Local woman needs new kidney
MIDDLEBURY — In the late stages of a rare kidney disease, Middlebury resident Alison (Allie) Walter has turned to the public to look for a donor.
For four years, Walter, 26, has been quietly treating her IgA Nephropathy, an autoimmune disease that is slowly causing her kidneys to fail. As a junior at St. Lawrence University in upstate New York, she began waking up with migraines and feeling chronic fatigue. School nurses dismissed her symptoms as stress.

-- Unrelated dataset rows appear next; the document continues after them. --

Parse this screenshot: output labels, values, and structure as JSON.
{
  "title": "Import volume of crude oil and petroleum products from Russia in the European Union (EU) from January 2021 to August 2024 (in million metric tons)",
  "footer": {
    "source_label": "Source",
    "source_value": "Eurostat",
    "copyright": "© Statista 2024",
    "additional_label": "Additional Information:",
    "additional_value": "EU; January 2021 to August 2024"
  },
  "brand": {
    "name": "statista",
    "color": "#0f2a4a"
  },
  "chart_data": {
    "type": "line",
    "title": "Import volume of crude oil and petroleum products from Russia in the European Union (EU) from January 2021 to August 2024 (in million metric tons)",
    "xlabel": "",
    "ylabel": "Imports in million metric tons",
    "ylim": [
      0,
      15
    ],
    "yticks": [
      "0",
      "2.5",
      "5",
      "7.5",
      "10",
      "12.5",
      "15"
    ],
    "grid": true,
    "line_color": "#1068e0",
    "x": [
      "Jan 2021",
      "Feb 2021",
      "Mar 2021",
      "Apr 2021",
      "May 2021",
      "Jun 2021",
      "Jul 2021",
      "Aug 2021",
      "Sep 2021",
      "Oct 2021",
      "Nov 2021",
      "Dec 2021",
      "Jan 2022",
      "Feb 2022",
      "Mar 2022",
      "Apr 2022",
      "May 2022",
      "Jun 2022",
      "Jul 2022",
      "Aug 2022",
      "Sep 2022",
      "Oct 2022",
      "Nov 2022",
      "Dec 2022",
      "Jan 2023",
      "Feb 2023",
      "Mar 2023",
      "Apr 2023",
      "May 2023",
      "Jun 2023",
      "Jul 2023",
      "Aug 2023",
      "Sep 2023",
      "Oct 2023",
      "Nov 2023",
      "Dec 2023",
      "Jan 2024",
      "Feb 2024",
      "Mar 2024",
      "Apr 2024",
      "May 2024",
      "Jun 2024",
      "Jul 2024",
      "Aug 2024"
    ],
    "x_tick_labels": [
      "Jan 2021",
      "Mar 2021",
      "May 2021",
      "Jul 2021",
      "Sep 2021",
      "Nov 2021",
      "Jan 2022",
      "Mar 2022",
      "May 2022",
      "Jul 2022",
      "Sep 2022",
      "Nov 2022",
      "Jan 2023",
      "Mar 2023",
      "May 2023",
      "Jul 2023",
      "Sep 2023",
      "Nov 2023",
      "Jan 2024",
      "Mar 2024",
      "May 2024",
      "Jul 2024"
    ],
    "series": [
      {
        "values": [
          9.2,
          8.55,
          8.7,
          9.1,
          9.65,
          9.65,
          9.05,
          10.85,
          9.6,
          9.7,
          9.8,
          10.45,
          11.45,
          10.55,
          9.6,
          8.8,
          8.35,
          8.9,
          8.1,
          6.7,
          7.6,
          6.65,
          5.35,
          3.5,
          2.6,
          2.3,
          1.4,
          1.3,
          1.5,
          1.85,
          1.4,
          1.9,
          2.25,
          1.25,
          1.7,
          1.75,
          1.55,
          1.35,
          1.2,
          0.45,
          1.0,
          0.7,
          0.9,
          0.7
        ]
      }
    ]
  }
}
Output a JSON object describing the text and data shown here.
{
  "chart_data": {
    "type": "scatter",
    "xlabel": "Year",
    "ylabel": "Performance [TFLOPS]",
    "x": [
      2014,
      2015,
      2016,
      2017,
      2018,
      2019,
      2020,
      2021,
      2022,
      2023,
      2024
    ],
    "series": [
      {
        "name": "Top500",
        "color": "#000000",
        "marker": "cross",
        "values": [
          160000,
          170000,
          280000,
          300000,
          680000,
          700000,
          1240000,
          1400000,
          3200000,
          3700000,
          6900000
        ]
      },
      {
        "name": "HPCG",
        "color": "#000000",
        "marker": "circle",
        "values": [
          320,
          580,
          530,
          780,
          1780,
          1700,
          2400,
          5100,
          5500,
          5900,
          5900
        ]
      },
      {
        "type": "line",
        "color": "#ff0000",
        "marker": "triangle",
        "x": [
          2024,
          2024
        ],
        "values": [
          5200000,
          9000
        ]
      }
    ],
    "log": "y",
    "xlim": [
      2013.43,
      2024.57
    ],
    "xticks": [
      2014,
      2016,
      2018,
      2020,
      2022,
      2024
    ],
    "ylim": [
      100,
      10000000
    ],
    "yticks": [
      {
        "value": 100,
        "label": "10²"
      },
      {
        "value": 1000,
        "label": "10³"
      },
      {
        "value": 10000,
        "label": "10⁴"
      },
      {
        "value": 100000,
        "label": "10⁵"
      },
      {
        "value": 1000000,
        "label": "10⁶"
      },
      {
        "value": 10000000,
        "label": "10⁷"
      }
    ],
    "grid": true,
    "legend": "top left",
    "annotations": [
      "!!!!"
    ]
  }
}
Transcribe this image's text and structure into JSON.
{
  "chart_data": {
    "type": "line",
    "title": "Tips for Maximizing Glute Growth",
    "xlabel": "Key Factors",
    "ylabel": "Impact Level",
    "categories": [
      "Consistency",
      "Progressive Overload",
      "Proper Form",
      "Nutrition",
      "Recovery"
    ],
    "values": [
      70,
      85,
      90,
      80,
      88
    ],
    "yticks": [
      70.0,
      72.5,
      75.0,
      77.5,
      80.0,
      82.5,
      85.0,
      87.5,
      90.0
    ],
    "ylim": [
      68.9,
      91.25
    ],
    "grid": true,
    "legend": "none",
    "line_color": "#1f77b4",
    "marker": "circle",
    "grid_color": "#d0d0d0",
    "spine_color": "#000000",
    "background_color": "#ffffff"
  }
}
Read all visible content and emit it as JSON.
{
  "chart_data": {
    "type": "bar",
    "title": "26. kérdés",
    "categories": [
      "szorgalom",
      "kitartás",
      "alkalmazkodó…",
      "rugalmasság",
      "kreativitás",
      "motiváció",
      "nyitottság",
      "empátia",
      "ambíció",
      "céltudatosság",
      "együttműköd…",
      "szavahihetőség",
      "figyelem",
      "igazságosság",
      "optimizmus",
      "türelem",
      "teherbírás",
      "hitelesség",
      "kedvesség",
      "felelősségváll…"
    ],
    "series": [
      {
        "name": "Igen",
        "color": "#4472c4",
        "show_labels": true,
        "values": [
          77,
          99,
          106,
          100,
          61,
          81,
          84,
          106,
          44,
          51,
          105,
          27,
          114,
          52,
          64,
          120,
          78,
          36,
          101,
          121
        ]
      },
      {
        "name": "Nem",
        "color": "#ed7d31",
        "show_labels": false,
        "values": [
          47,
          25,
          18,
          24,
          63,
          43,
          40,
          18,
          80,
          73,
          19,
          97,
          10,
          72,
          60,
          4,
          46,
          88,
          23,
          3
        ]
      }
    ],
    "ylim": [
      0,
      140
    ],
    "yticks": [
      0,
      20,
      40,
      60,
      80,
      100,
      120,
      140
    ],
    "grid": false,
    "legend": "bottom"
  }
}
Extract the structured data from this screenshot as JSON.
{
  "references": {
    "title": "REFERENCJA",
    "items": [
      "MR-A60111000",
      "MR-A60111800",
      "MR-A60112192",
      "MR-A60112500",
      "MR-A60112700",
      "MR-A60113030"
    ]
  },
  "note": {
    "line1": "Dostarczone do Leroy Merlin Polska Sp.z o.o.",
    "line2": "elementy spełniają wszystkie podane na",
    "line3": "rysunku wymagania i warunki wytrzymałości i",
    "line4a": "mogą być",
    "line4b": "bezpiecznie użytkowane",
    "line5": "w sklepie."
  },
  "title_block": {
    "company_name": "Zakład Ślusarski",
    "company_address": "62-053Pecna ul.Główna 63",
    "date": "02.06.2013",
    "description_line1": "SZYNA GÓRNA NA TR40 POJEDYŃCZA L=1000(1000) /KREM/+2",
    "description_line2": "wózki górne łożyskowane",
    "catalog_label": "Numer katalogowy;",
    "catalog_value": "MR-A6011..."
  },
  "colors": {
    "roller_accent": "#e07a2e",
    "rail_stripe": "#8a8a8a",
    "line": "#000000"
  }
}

After graduation, the symptoms worsened, and Walter was officially diagnosed with the disease she calls IgA. Her doctors estimate that, at the time of her diagnosis, the disease had lived inside of her for 20 years, largely without symptoms and completely untreated.
“I’ve been trying to be optimistic, because after the surgery’s done, I’m going to feel so much better and have so much energy,” Walter says. “But there’s some days where I just can’t believe this is something I have to go through.”
If Walter had learned about her IgA earlier, she could have started the steady regimen of immune-suppressants she’s now taking before the disease progressed, possibly avoiding the transplant altogether.
But her doctors at the University of Vermont Medical Center and the Mayo Clinic in Minnesota say it’s too late for that. In August, Walter’s kidney function fell into the 20th percentile.
“So basically, when you hit 20 percent kidney function, you’re low enough that you can start looking for a transplant,” Walter says.
Walter is looking for a donor with an O+ or O- blood type. This presents a challenge: though O blood types are the most common, types A and B can also accept donor blood types O+ and O-. The reverse is not true; those with O blood types can only receive blood and donor organs from other O donors.
“It limits the pool,” she says, “because everyone’s taking from O’s, but only O’s can get O’s.”
Because of this dilemma, Walter would face a five-year wait for a deceased donor kidney. “That’s way too long in my case,” she says.
According to the National Kidney Foundation, 100,000 people in the United States are seeking a kidney donation at any given time. Of those, 18,000 get transplants, but 4,000 die each year waiting.
Walter’s family members, though eager to donate, do not have matching blood types. Friends with O blood types have come forward, but have not passed initial medical screenings, and would not be cleared for surgery.
“It just hasn’t worked out,” Walter says.
Her family is working to organize a paired donation, in which a family member or friend would donate a kidney to another patient-in-need on behalf of Walter, and Walter would receive a kidney from one of this recipient’s friends or family members. These swaps can be tricky to pull together, though, and Walter wants to secure a kidney as soon as possible.
Walter’s mother, Ellen Walter, the owner of Blue Moon Clothing & Gifts in Brandon, recently posted on Facebook in hopes of finding a donor.
“I’m asking you to please, please consider giving Allie the gift of a healthy life,” she writes. The post has been shared more than 120 times, and has 40 comments from both well-wishers and possible donors who have promised to take a survey to find out if they are eligible.
“It’s amazing that there are so many generous people out there who are just like, ‘Oh, I’m O+, I’ll get evaluated,” Walter says. “It’s been so amazing having that support, especially because my family wants to be able to donate, but can’t, so it’s been really difficult for them. To have people who I don’t necessarily know very well who are willing to come forward is really incredible.”
For the donor, the surgery itself is relatively simple. It’s a low-risk, laparoscopic, ninety-minute procedure with a short recovery time. Walter’s insurance covers all of the donor’s expenses, including travel, the hotel and the procedure.
Donors almost always lead normal lives after surgery, though they are encouraged to avoid contact sports like football, wrestling and martial arts to protect their remaining kidney. According to the National Kidney Foundation, donation does not affect the lifespan of the donor or increase the risk of kidney failure.
Walter is looking forward to surgery, because she knows it will immediately relieve the symptoms that have been weighing on her for years.
“I don’t even remember what it’s like to have a normal kidney, and to have energy,” she says. “For the last four years, I’ve had to put my life on pause. I’ve been staying around home, and having to do a lot of medical stuff, so I’m looking forward to having surgery done so I can go back to school and all that.”
For the moment, Walter is staying positive, and is grateful to the community for all of the love, concern and effort it has already given her.
“You don’t really know how strong and important the community is until something like this happens,” she says.
Those who would like to consider donating can go to mayoclinic.org/livingdonor, and specify ‘Alison Walter’ as the recipient.